Volume 92, Issue 3

Friday, May 29, 1998

big business


Creases are for kids

Get rid of the crease rule!

To put it bluntly, it is distracting for hockey fans and a scar on the face of hockey. No matter where you go, a true hockey fan is armed and ready to fire his opinion on the fuzzy rule about a half oval line surrounding the mouth of the goal.

Some say that crossing the line should never be allowed when attempting to score. Others say there should be leeway. Instead of bickering about it, just burn the paragraph from the National Hockey League rulebook and find something else more valuable to discuss. This rule has had no justification for ever being there.

Many crease rule supporters feel that by enforcing this out-dated command, franchise netminders will be protected from harm and injury. A safety zone for the masked men to prevent skaters, in fear of having a goal called back, from getting too aggressive around the net.

Think this through carefully. For a sport in which violence is accepted and players are allowed to throw each other into plexiglass, the space around the hockey net is not to be intruded when shooting. Remember the goaltender is padded five times better than the rest of the skaters on the ice.

It is time for the goaltender to get tough or go back to peewee hockey. A parallel to the goalie can be drawn to a catcher in baseball in that both are big dollar athletes held responsible for protecting a key component of the playing area. Yet Mike Piazza and his eight million dollars a season are willing to stand in front of a raging bull racing down the third base line with less body armor. If a ball player can handle the physical punishment, there is no reason why a netminder can't.

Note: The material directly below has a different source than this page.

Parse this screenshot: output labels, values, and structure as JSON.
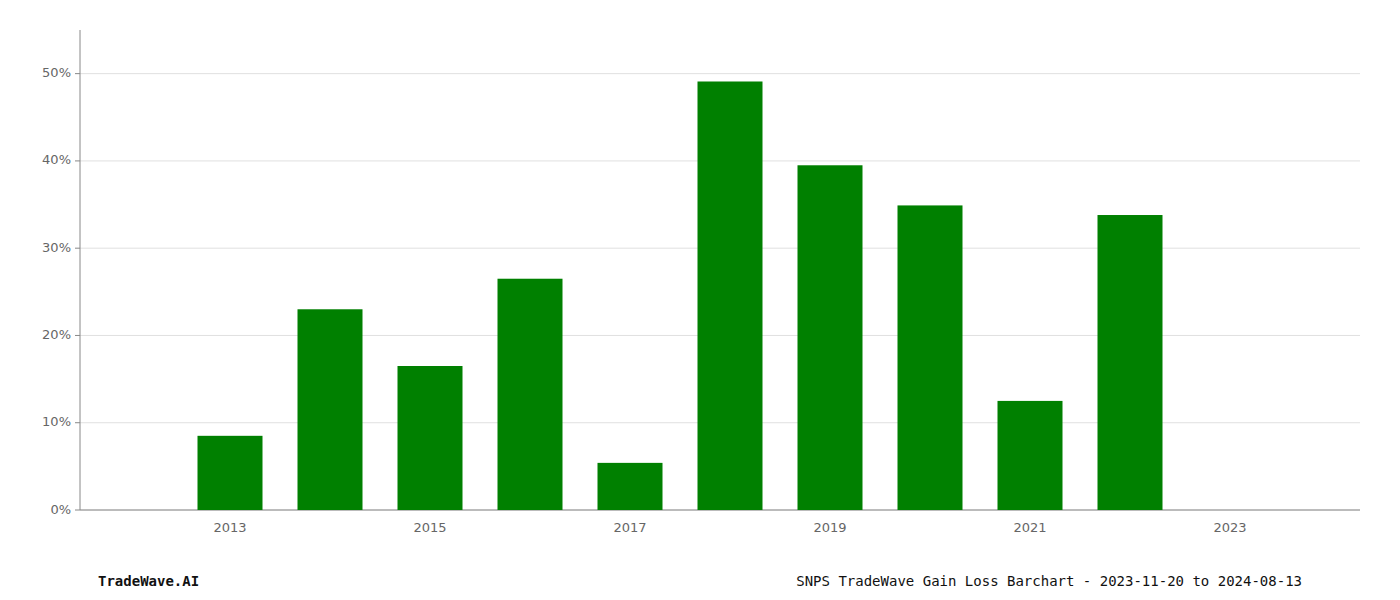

So if a speedy forward wants to fly down the ice like a kamikaze and drive the puck and himself into the net, so be it. The goaltender is just going to have to find a way to stop him. A little more pushing around the net could make things more interesting and everyone loves it when a goalie "starts it up" against someone.

But if you get rid of the crease line, the netminder will have trouble concentrating on the puck. This is an often used criticism when the subject of banishing the crease is mentioned. This is good! Good for the game. Good for the excitement level. Good thing the bullies beat you as a child.

More scoring will be an improvement for the game. Think about the current series between Buffalo and Washington with the Dominator, and Ollie and Goalie, respectively. There is no disputing they are great athletes but watching a game for three hours before someone scores is boring. I would rather have my teeth pulled while listening to Kenny G.

Forget about blue pucks and red streaks, if the NHL truly wants to increase fan interest then open up the game. There are few points in the game more exciting than when your favourite team fires up the red flashing light. Let the games be 5-4, instead of 2-1 – it will be better for hockey.

So let's recap. By eliminating the crease rule the NHL will bring more excitement and aggressiveness to hockey and at the same time eliminate Don Cherry and every other hockey puckhead from bitching about what the outcome of a certain game would have been if it weren't for the crease rule. From my perception all the arrows are pointing in one direction. It is just up to the NHL executive to walk the right way.